About halfway through the display, I heard a familiar noise, and looked up the hill to see a line of spray from an oscillating sprinkler jetting out over the icicles. I knew nature had a helping hand, but it was entertaining to see the “reinforcements” hard at work, even while the illumination was going on.
It didn’t bother me though. Ice sculptures carved by human hands are awesome, and icicles made with human assistance are awesome too. (If it’s not your jam, that’s cool…but this probably isn’t the illumination for you.) The lights and music add a lot to the experience, and the dark sky makes a fantastic backdrop. I doubt the icicles would be as much fun during daylight hours, but I’ll probably go back next year in the daytime, to find out.
Actually, my only complaint had nothing to do with the icicles themselves: I’ve just started wearing glasses again for distance after more than twenty-five years without them (thanks Lasik!) and my lenses kept fogging up, thanks to my muffler and the cold, so I had to keep stopping to wipe them off. (Nothing the organizers could have done about that one, though…)
The website suggested wearing boots, and dressing warm–both of which, I did, and recommend.
I also suggest planning your trip after checking the arrival and departure times of the trains you plan to take.
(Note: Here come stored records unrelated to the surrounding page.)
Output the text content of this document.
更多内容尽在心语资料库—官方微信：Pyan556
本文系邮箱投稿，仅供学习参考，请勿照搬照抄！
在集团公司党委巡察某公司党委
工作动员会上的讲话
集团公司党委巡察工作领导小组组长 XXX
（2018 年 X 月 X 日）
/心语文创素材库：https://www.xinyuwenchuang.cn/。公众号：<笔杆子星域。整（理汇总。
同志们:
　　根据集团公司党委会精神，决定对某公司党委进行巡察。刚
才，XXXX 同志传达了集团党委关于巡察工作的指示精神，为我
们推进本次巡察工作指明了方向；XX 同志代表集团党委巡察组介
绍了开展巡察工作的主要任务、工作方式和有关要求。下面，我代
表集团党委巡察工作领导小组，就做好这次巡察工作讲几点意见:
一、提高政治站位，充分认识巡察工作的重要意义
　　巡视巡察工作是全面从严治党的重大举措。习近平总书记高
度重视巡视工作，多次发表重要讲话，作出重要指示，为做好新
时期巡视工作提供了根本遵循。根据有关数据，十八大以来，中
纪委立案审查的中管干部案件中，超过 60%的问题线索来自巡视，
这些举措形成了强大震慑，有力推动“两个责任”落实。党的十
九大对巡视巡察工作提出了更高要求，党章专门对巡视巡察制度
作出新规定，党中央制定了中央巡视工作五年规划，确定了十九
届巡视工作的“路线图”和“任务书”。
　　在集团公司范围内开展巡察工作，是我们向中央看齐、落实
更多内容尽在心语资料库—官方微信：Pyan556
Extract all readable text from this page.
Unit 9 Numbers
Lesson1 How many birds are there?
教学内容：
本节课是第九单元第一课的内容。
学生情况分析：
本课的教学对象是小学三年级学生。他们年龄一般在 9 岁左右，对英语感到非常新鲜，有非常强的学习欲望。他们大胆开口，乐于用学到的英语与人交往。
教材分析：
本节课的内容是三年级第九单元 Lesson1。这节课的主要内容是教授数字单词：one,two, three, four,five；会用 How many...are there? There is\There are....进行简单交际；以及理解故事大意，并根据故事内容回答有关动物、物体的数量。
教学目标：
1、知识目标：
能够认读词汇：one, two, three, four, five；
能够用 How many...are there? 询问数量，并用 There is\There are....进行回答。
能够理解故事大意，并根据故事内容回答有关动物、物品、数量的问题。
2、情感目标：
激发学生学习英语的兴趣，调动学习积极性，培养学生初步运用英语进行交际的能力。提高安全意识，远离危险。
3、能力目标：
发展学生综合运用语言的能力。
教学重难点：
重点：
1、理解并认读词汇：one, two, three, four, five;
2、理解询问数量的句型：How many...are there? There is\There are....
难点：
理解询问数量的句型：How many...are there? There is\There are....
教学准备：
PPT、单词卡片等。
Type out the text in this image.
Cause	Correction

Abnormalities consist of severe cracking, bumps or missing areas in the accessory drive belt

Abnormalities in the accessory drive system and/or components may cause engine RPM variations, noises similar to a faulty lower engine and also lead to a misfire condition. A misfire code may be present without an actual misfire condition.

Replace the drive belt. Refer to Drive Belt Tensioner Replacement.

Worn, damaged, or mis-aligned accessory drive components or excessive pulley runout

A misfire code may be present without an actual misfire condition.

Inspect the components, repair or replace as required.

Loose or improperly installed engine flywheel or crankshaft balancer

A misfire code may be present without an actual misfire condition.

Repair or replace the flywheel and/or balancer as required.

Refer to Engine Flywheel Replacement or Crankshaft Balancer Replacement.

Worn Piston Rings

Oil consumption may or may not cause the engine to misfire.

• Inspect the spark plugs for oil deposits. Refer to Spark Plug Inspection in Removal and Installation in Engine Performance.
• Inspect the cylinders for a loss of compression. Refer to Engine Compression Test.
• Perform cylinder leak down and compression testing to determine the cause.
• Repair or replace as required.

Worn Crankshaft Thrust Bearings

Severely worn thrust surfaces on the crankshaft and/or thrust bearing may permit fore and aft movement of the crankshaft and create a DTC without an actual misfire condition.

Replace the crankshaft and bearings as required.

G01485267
The Express LaView doesn’t normally stop in Ashigakubo, but a few of them do when the icicles are on display–and being able to take the express instead of local trains cut a significant amount of time off the trip (and only added a few dollars/few hundred yen to the total cost).
The trail curls down along the river, between a pair of hills.
From there, it climbs another hill, toward an overlook where you can see the whole display.
If you stand in one place for a minute or two, you can see the colors cycle through the entire “year”–from the pink of spring, to summer green, autumn red, and winter blue.
From the top of the overlook (where they serve hot tea and amazake in the daytime, but not at night) you return down a different path that leads back to the entrance, and then doubles back along the trail to the station. (The two sides of the trail to the station are divided, so people don’t crash into one another in the dark.)
All in all, I was thoroughly pleased with the trip–I love ice, and illuminations, so I’d expected to enjoy it, but it’s always nice when an adventure meets (or in this case, exceeds) expectations.
According to the organizers, the icicles this year (2022) are the best they’ve had since the event began in 2014, so although it took me more years than I planned to get there, it looks like I ended up going at the right time after all.
What do you think: are you up for an adventure on a winter night? Or are you happier seeing the icy sights from the warmth of your home and computer screen?